Cardiac Allograft Vasculopathy (CAV)
This infographic explores cardiac allograft vasculopathy (CAV), a significant complication following heart transplantation. It provides key insights into the pathophysiology, diagnosis, and management of CAV, emphasizing the importance of surveillance in transplant recipients.
What is cardiac allograft vasculopathy?
- CAV is characterized by the proliferation of vascular smooth muscle cells and concentric luminal narrowing of coronary arteries and microvasculature within the transplanted heart. Unlike typical atherosclerosis, CAV affects both large epicardial vessels and microvessels. It becomes a common cause of graft dysfunction, occurring in over 30% of patients within five years post-transplant.
Why does cardiac allograft vasculopathy occur?
- CAV has both immunologic and non-immunologic contributors, with immunologic factors playing a larger role. Cellular rejection episodes in the donor heart correlate with the development of CAV. Other factors include HLA mismatch and antibody-mediated rejection. Non-immunologic causes involve donor age, CMV infection, and hyperlipidemia.
How do patients with cardiac allograft vasculopathy present?
- Because the donor heart is denervated, transplant patients may not develop typical angina symptoms. As a result, routine surveillance is critical.

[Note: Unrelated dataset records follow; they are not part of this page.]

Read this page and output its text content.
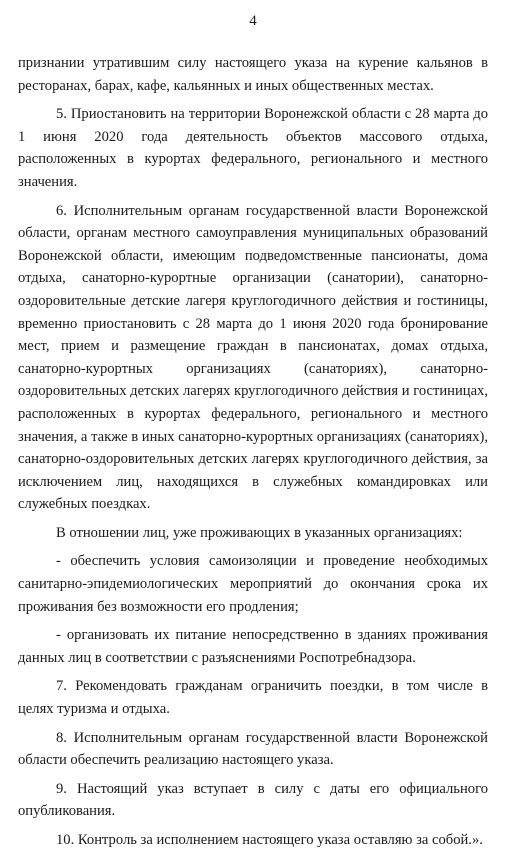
4

признании утратившим силу настоящего указа на курение кальянов в ресторанах, барах, кафе, кальянных и иных общественных местах.

5. Приостановить на территории Воронежской области с 28 марта до 1 июня 2020 года деятельность объектов массового отдыха, расположенных в курортах федерального, регионального и местного значения.

6. Исполнительным органам государственной власти Воронежской области, органам местного самоуправления муниципальных образований Воронежской области, имеющим подведомственные пансионаты, дома отдыха, санаторно-курортные организации (санатории), санаторно-оздоровительные детские лагеря круглогодичного действия и гостиницы, временно приостановить с 28 марта до 1 июня 2020 года бронирование мест, прием и размещение граждан в пансионатах, домах отдыха, санаторно-курортных организациях (санаториях), санаторно-оздоровительных детских лагерях круглогодичного действия и гостиницах, расположенных в курортах федерального, регионального и местного значения, а также в иных санаторно-курортных организациях (санаториях), санаторно-оздоровительных детских лагерях круглогодичного действия, за исключением лиц, находящихся в служебных командировках или служебных поездках.

В отношении лиц, уже проживающих в указанных организациях:

- обеспечить условия самоизоляции и проведение необходимых санитарно-эпидемиологических мероприятий до окончания срока их проживания без возможности его продления;

- организовать их питание непосредственно в зданиях проживания данных лиц в соответствии с разъяснениями Роспотребнадзора.

7. Рекомендовать гражданам ограничить поездки, в том числе в целях туризма и отдыха.

8. Исполнительным органам государственной власти Воронежской области обеспечить реализацию настоящего указа.

9. Настоящий указ вступает в силу с даты его официального опубликования.

10. Контроль за исполнением настоящего указа оставляю за собой.».
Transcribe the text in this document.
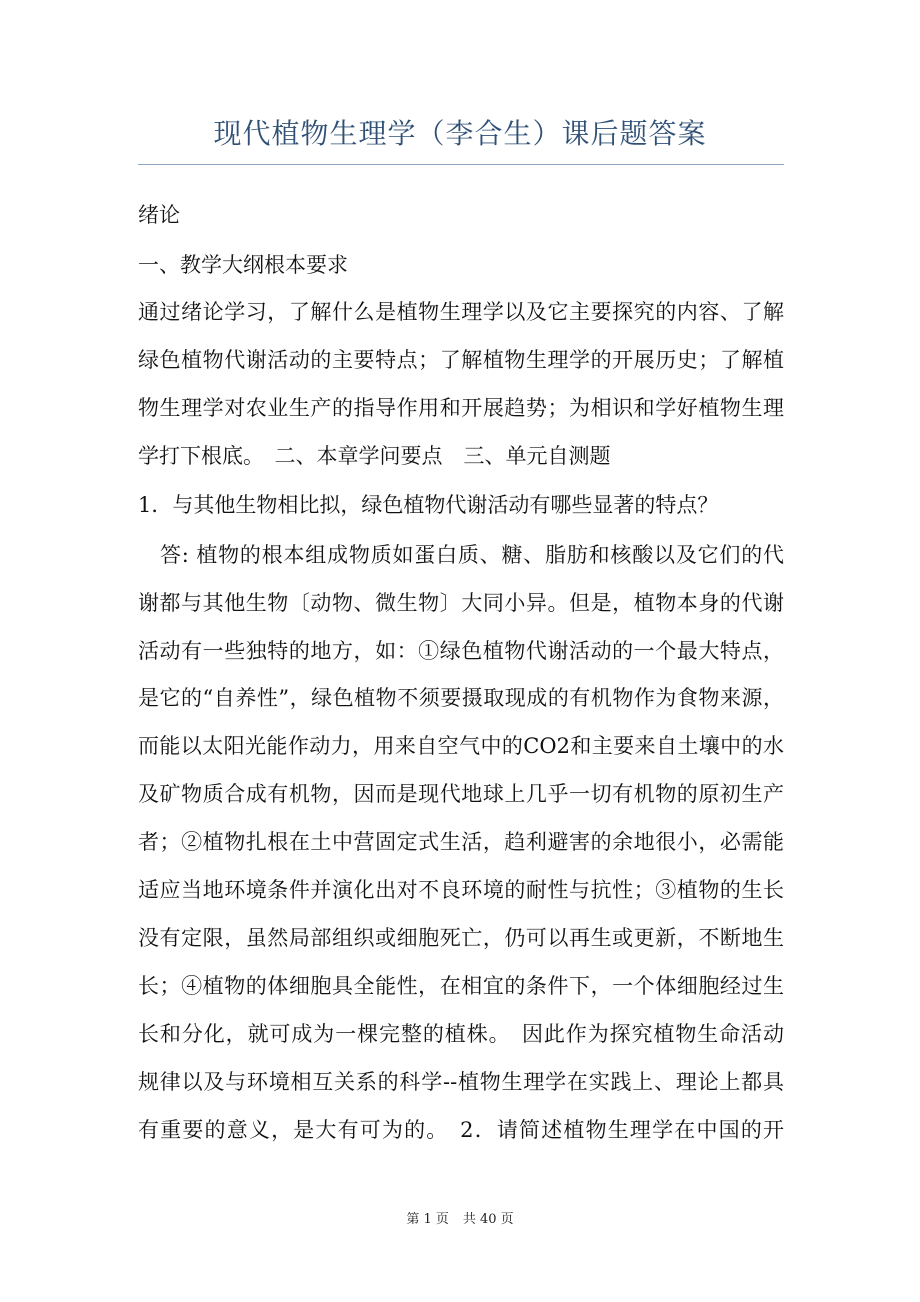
现代植物生理学（李合生）课后题答案
绪论
一、教学大纲根本要求
通过绪论学习，了解什么是植物生理学以及它主要探究的内容、了解
绿色植物代谢活动的主要特点；了解植物生理学的开展历史；了解植
物生理学对农业生产的指导作用和开展趋势；为相识和学好植物生理
学打下根底。　二、本章学问要点　三、单元自测题
1．与其他生物相比拟，绿色植物代谢活动有哪些显著的特点？
答: 植物的根本组成物质如蛋白质、糖、脂肪和核酸以及它们的代
谢都与其他生物〔动物、微生物〕大同小异。但是，植物本身的代谢
活动有一些独特的地方，如：①绿色植物代谢活动的一个最大特点，
是它的“自养性”，绿色植物不须要摄取现成的有机物作为食物来源，
而能以太阳光能作动力，用来自空气中的CO2和主要来自土壤中的水
及矿物质合成有机物，因而是现代地球上几乎一切有机物的原初生产
者；②植物扎根在土中营固定式生活，趋利避害的余地很小，必需能
适应当地环境条件并演化出对不良环境的耐性与抗性；③植物的生长
没有定限，虽然局部组织或细胞死亡，仍可以再生或更新，不断地生
长；④植物的体细胞具全能性，在相宜的条件下，一个体细胞经过生
长和分化，就可成为一棵完整的植株。　因此作为探究植物生命活动
规律以及与环境相互关系的科学--植物生理学在实践上、理论上都具
有重要的意义，是大有可为的。　2．请简述植物生理学在中国的开
第 1 页 共 40 页
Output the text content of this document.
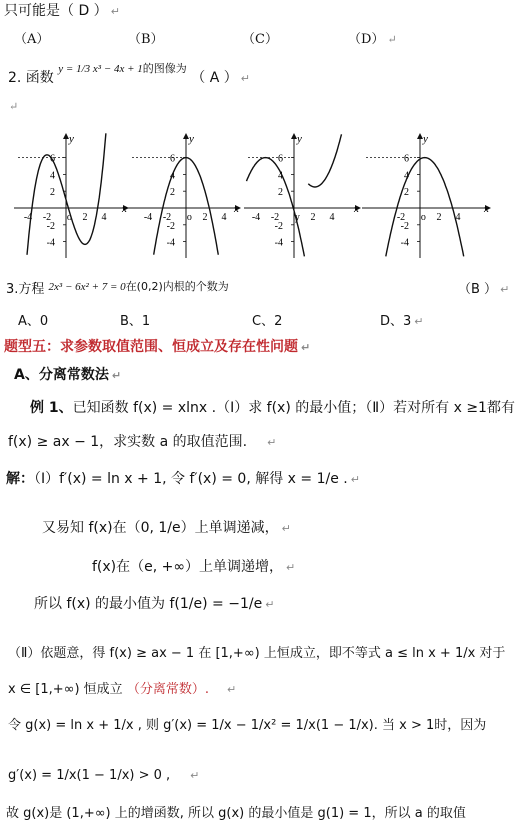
只可能是（ D ） ↵
（A）	（B）	（C）	（D） ↵
2. 函数 $^{y = 1/3 x^3 - 4x + 1的图像为}$ （ A ） ↵
↵
x
y
6
4
2
-2
-4
-4 -2 o 2 4
x
y
6
4
2
-2
-4
-4 -2 o 2 4
x
y
6
4
2
-2
-4
-4 -2 y 2 4
x
y
6
4
2
-2
-4
-2 o 2 4
3.方程 $^{2x^3 - 6x^2 + 7 = 0在(0,2)内根的个数为}$	（B ） ↵
A、0	B、1	C、2	D、3 ↵
题型五：求参数取值范围、恒成立及存在性问题 ↵
A、分离常数法 ↵
例 1、已知函数 f(x) = xlnx .（Ⅰ）求 f(x) 的最小值；（Ⅱ）若对所有 x ≥1都有
f(x) ≥ ax − 1，求实数 a 的取值范围. ↵
解：（Ⅰ）f′(x) = ln x + 1, 令 f′(x) = 0, 解得 x = 1/e . ↵
又易知 f(x)在（0, 1/e）上单调递减， ↵
f(x)在（e, +∞）上单调递增， ↵
所以 f(x) 的最小值为 f(1/e) = −1/e ↵
（Ⅱ）依题意，得 f(x) ≥ ax − 1 在 [1,+∞) 上恒成立，即不等式 a ≤ ln x + 1/x 对于
x ∈ [1,+∞) 恒成立 （分离常数）. ↵
令 g(x) = ln x + 1/x , 则 g′(x) = 1/x − 1/x² = 1/x(1 − 1/x). 当 x > 1时，因为
g′(x) = 1/x(1 − 1/x) > 0 , ↵
故 g(x)是 (1,+∞) 上的增函数, 所以 g(x) 的最小值是 g(1) = 1，所以 a 的取值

Without timely diagnosis, CAV can lead to LV dysfunction, myocardial infarction, arrhythmias, heart block, or sudden cardiac death.
How do we diagnose cardiac allograft vasculopathy?
- Coronary angiography is the primary diagnostic tool, though it has limitations due to the diffuse nature of CAV. Intravascular ultrasound (IVUS) offers greater sensitivity and allows for earlier detection. Timing and method of screening need to be individualized to the patient.
How do we treat cardiac allograft vasculopathy?
- Primary prevention with statins has been shown to reduce CAV incidence and improve survival. Chronic immunosuppression, using mTOR inhibitors like everolimus or sirolimus, also plays a crucial role. In cases of advanced CAV, revascularization may be considered, although it does not improve survival outcomes. Routine follow-up is essential for optimal management.